Tutte queste idee ispirate da un latente desiderio di
conoscenza per niente riconoscibile nella religione stessa e nel diffuso
cristianesimo:
«Di quell’immenso lavoro resta fortunatamente –spiega Rocca– uno schema
semplificato elaborato per il governatore di Milano, Alfonso d’Avalos, nel
1544. Camillo morì poche settimane dopo e non poté riprendere quel testo che fu
pubblicato, col titolo di Idea del Theatro nel 1550. L’Idea è un libello nel quale lo stesso universo sarebbe rappresentato
come un dispositivo sinottico, il Theatro nel quale l’energia divina
s’irradia in sette colonne, coincidenti con i cieli di Tolomeo, per poi
precipitare nella sfera terrestre e divenire mondo in sei fasi, corrispondenti
ai giorni della creazione».
Il teatro bomarzese, con
la sua scena in pendenza, non è quindi frutto di un errore grossolano, ma è la chiave del progetto
dell’Orsini. Esso si compone di sette
sezioni, corrispondenti ai cieli di Diana, Luna, Marte, Mercurio, Giove,
Venere, Saturno e di Apollo-Sole, e sei gradi, che sono le fasi previste da
Camillo. Il tutto rappresentato nel piccolo teatrino che si incontra durante il
percorso iniziatico e che induce di per se ad una sosta prolungata di
meditazione.
Questa in estrema sintesi la chiave di lettura del Sacro
Bosco di Bomarzo.
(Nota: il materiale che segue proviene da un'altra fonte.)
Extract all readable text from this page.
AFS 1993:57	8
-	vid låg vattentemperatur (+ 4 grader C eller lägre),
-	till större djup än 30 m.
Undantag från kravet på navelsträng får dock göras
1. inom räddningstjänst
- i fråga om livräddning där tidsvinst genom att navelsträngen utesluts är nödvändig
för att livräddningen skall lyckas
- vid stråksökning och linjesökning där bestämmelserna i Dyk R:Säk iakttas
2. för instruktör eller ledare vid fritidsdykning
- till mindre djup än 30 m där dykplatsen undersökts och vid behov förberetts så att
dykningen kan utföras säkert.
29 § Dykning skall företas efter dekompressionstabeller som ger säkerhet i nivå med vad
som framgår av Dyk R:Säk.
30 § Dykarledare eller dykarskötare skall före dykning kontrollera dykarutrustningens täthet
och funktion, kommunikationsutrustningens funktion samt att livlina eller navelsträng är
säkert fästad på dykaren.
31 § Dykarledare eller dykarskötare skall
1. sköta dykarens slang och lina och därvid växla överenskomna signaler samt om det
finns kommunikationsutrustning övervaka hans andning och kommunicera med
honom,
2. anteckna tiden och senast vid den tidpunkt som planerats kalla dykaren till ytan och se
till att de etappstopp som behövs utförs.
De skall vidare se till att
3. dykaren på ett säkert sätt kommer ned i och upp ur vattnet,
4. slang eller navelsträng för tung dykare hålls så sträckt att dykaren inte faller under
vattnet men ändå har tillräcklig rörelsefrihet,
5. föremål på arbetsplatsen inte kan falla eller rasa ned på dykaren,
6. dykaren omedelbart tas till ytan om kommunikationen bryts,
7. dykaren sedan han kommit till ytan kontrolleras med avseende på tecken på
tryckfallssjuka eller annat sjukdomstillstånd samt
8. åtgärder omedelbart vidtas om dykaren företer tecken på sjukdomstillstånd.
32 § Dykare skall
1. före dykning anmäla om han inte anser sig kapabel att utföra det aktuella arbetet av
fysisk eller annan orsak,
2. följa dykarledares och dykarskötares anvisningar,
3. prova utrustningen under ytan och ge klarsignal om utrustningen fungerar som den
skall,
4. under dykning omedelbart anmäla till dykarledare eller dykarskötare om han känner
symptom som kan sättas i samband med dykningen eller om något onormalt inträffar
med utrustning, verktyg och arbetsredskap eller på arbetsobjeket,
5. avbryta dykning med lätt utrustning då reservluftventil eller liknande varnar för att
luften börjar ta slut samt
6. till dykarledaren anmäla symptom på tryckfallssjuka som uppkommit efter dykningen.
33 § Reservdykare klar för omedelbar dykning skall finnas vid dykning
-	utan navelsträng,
Il percorso assai suggestivo già invaso da visitatori di ogni
genere e tipo di cultura, rimane
comunque in grado di stupire chiunque, anche senza essere completamente
compreso nello scopo e nella funzione per cui fu creato, forse queste
figure gigantesche riescono a comunicare privatamente con ognuno di noi
attraverso una propria capacità di azione introspettiva, a seconda della stessa
emozione che ancora oggi ci sanno offrire.